Dès lors, c'est à tort que les bailleurs estiment que la date à prendre en compte est celle de l'acte notarié des 23 et 05 février 1990.

Les bailleurs ne démontrent pas que le loyer se serait trouvé augmenté ou diminué plus d'un quart par rapport au premier janvier 2008. Dès lors, leur demande de déplafonnement du loyer sur le fondement de l'article L 145-39 du code du commerce sera rejetée et le jugement déféré confirmé sur ce point.

Sur l'article 700 du code de procédure civile et sur les dépens

Mesdames C.-C. et B. sont défaillantes en leur appel. Il est inéquitable de laisser à la charge de la SARL LE GABIAN les frais irrépétibles qu'elle a exposés en première instance et en cause d'appel. Le jugement déféré sera confirmé en ce qu'il a condamné in solidum Madame C.-C. et Mesdames B. à verser à la SARL LE GABIAN la somme de 1800 euros sur le fondement de l'article 700 du code de procédure civile. Elles seront également condamnées in solidum à leur verser la somme de 1000 euros sur ce fondement s'agissant des frais irrépétibles en cause d'appel.
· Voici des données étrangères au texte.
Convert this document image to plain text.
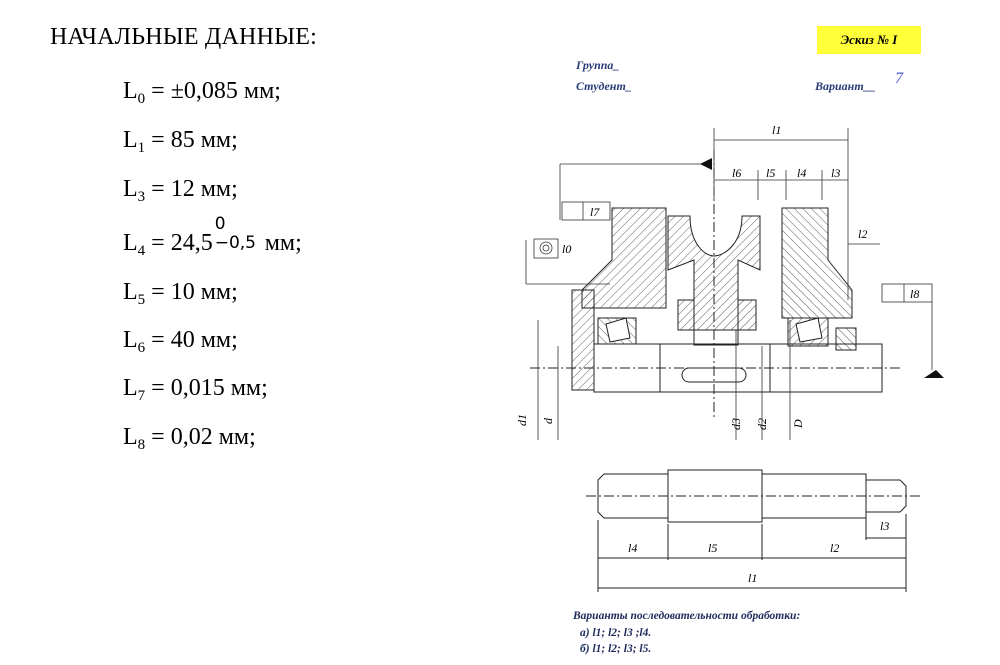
НАЧАЛЬНЫЕ ДАННЫЕ:
$L_0 = \pm 0,085$ мм;
$L_1 = 85$ мм;
$L_3 = 12$ мм;
$L_4 = 24,5$
0
−0,5 мм;
$L_5 = 10$ мм;
$L_6 = 40$ мм;
$L_7 = 0,015$ мм;
$L_8 = 0,02$ мм;
Эскиз № I
Группа_
Студент_	Вариант__ 7
l1
l6 l5 l4 l3
l7
l0
l2
l8
d1 d	d3 d2 D
l4	l5	l2
l3
l1
Варианты последовательности обработки:
а) l1; l2; l3 ;l4.
б) l1; l2; l3; l5.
Les dépens, tant de la première instance (comprenant les frais d'expertise) que ceux d'appel seront mis à la charge in solidum de Madame C.-C. et Mesdames B.. Le jugement déféré sera confirmé sur ce point.

PAR CES MOTIFS,

La cour, statuant publiquement, par arrêt contradictoire, par mise à disposition au greffe,

CONFIRME le jugement déféré en toutes ses dispositions, sauf en ce qu'il a retenu que la création et la mise en service de la ligne de tramway pouvait être prise en compte dans le cadre de la révision triennale,

STATUANT A NOUVEAU ET Y AJOUTANT,

DIT que la création et la mise en service de la ligne de tramway ne pouvait être prise en compte dans le cadre de la révision triennale,

CONDAMNE in solidum Madame Geneviève C.-C., Madame Nathalie B. et Madame Christelle B. à verser à la SARL LE GABIAN la somme de 1000 euros sur le fondement de l'article 700 du code de procédure civile,

CONDAMNE in solidum Madame Geneviève C.-C., Madame Nathalie B. et Madame Christelle B. aux dépens de la présente instance qui pourront être recouvrés conformément à l'article 699 du code de procédure civile.